Workshop
Bausteine
Auf den folgenden Seiten werden die Bausteine beschrieben, da ich nicht nach jeden Spiel bzw. Baustein Methoden zur Auswertung vorgestellt habe sind diese im Folgenden kurz vorgestellt.
Diese Methoden sollten in der jeweiligen Situation modifiziert werden. Die Anwendung soll den Teilnehmer ein Gefühl für den Einsatz dieser Methoden geben.
Das Ampelfeedback kann sowohl mündlich als auch schriftlich erfolgen. Benötigt werden dazu rote, gelbe und grüne Pinnwandkarten. In der mündlichen Form steht zuerst die Ampel auf Rot, signalisiert durch die rote Karte. Hier rufen die Teilnehmer, unter dem Motto „Weiterfahren verboten", die Dinge zu die ihnen nicht gefallen haben oder wo noch Klärungsbedarf besteht. Dann schaltet die Ampel auf Gelb „Achtung", hier äußern sich die Teilnehmer zu den Themen, die sie noch vertieft wissen möchten oder was verbessert werden sollte. Im Anschluss daran wird auf grün geschaltet, unter der Losung „Freie Fahrt voraus!", wo das zur Sprache gebracht wird, was den Teilnehmern gefallen hat.
Zeitaufwendiger aber auch für den Spielleiter nachvollziehbarer ist die schriftliche Variante. Dafür sollte eine Metawand mit den farbigen Karten und der Losung vorbereitet werden. In Kleingruppenarbeit können die Pinnwandkarten beschriftet und von den Teilnehmern vorgestellt werden. Diese ordnen sie dann der jeweiligen Kategorie zu. In beiden Varianten kann der Trainer nachfragen und Erläuterungen geben.
Eine weitere Methode ist die Zielskala, diese hat einen doppelten Nutzen da hier nicht nur Feedback gegeben, sondern auch der Transfer bewusst gehalten wird. Dazu braucht man eine Metawand, auf der eine Zielskala vorbereitet ist. Die Teilnehmer definieren am Anfang des Workshops jeweils ein oder zwei Ziele. Diese werden auf Pinnwandkarten gut sichtbar notiert und neben die Zielskala gepinnt.
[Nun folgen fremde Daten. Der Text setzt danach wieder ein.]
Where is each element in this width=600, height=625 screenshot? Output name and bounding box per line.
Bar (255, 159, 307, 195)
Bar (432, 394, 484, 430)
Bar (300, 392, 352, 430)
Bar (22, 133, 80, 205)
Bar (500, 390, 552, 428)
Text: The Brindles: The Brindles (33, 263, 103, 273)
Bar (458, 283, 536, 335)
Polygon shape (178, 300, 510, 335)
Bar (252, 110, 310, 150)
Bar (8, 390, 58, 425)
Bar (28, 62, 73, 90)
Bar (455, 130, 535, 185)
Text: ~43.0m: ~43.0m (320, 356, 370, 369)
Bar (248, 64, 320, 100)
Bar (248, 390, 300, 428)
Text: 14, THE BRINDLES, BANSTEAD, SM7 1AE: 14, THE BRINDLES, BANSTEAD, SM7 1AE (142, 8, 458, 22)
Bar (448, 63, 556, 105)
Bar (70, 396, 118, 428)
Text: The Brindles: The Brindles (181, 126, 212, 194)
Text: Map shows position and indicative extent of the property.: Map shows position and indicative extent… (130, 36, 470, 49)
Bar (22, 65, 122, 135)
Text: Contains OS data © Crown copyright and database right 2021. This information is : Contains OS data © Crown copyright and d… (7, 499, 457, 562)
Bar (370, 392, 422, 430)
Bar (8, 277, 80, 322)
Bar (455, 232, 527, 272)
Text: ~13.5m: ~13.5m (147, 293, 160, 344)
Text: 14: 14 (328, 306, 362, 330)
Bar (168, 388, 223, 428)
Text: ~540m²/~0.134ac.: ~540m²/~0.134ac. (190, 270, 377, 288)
Mittels runder Metaplankarten die individuell geschnitten und mit Initialen versehen werden, visualisieren die Teilnehmer regelmäßig im Workshop ihren Zielerreichungsgrad. Somit hat der Spielleiter immer einen Überblick über den Stand der Zielerreichung und kann bei Bedarf diese auch zum Thema machen. In größeren Abständen beziehen dann die Teilnehmer zu den Karten Stellung. Sie schildern dann was zielfördernd bzw. was zielverhindernd gewirkt und was ihnen gefehlt hat. Somit erhalten die Teilnehmer neue Impulse wie sie den Workshop für sich nutzen können und der Spielleiter kann individuell den Workshop anpassen.
Eine Variation des Blitzlichts ist der „Heiße Stuhl“. Dabei nimmt der Spieleiter auf einen Stuhl platz und die Teilnehmer treten nacheinander vor ihn hin und geben ihr Feedback. Eine sinnvolle Hilfestellung ist dabei ein vorbereitetes Flipchart mit Denkansätzen.
Eine Gefahr bei allen Methoden ist das die Teilnehmer die Feedbackregeln nicht kennen, bei Bedarf sollten diese kurz dargestellt werden.
Im Folgenden werden die Reflexionsmethoden nach jeden Baustein nicht weiter erläutert, da wie schon oben erwähnt, die Reflexionsphase stark vom Spielverlauf abhängig ist. Somit muss der Spielleiter angemessen reagieren.
Mit beenden der Reflexionsphase, entlässt der Brückenbaumeister seine Brückenbauer in eine Pause von circa 15 Minuten.